Main takeaways and Conclusion

  • Demographics: When it comes to the demographics of those arrested under Operation Lone Star, Hispanics are overwhelmingly the most arrested. Those arrested tend to be males between late teenage to young adult ages (18-27). The most common type of charge across all races is drug-related.

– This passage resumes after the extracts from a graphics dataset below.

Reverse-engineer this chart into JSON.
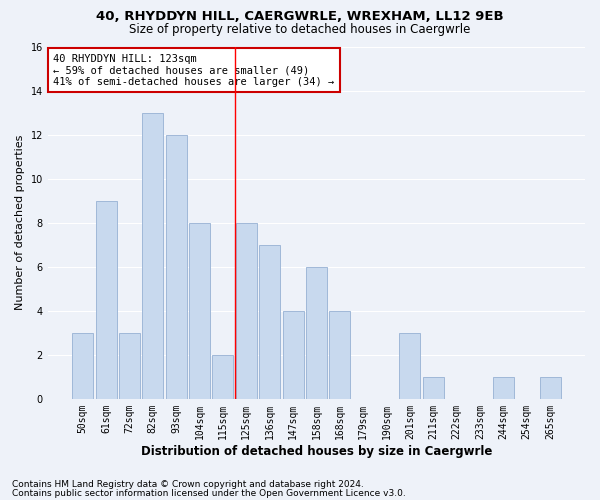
{
  "title1": "40, RHYDDYN HILL, CAERGWRLE, WREXHAM, LL12 9EB",
  "title2": "Size of property relative to detached houses in Caergwrle",
  "xlabel": "Distribution of detached houses by size in Caergwrle",
  "ylabel": "Number of detached properties",
  "categories": [
    "50sqm",
    "61sqm",
    "72sqm",
    "82sqm",
    "93sqm",
    "104sqm",
    "115sqm",
    "125sqm",
    "136sqm",
    "147sqm",
    "158sqm",
    "168sqm",
    "179sqm",
    "190sqm",
    "201sqm",
    "211sqm",
    "222sqm",
    "233sqm",
    "244sqm",
    "254sqm",
    "265sqm"
  ],
  "values": [
    3,
    9,
    3,
    13,
    12,
    8,
    2,
    8,
    7,
    4,
    6,
    4,
    0,
    0,
    3,
    1,
    0,
    0,
    1,
    0,
    1
  ],
  "bar_color": "#c8d9ee",
  "bar_edgecolor": "#a0b8d8",
  "annotation_lines": [
    "40 RHYDDYN HILL: 123sqm",
    "← 59% of detached houses are smaller (49)",
    "41% of semi-detached houses are larger (34) →"
  ],
  "annotation_box_color": "#ffffff",
  "annotation_box_edgecolor": "#cc0000",
  "redline_x": 6.5,
  "yticks": [
    0,
    2,
    4,
    6,
    8,
    10,
    12,
    14,
    16
  ],
  "ylim": [
    0,
    16
  ],
  "footer1": "Contains HM Land Registry data © Crown copyright and database right 2024.",
  "footer2": "Contains public sector information licensed under the Open Government Licence v3.0.",
  "bg_color": "#eef2f9",
  "grid_color": "#ffffff",
  "title1_fontsize": 9.5,
  "title2_fontsize": 8.5,
  "xlabel_fontsize": 8.5,
  "ylabel_fontsize": 8,
  "tick_fontsize": 7,
  "annotation_fontsize": 7.5,
  "footer_fontsize": 6.5
}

  • Drugs: The data itself is hard to read because the types of drugs and the way charges are documented isn’t consistent throughout time or programs. Therefore, among the drug charges we were able to categorize and identify, we can’t determine if the majority of those charges are fentanyl or marijuana related. However, there were instances where we were able to determine a specific drug, and in those cases, marijuana charges overwhelmingly surpassed fentanyl charges. The same was true for solo drug charges.
  • Percentage Proportionality: Percentage-wise, most of the Black arrests in any specific county are on par with other races. Typically, Hispanic people are the most arrested in any county. Though some counties have percentages of Black arrests higher than 25%, the amount of people being arrested in those counties is so low that it doesn’t stand out. Additionally, when an officer has a high number of Black arrests, they have higher numbers of Hispanic arrests too, meaning Black people aren’t being singled out. Overall, the analysis doesn’t indicate that any officer or county is arresting more Black people than any other race.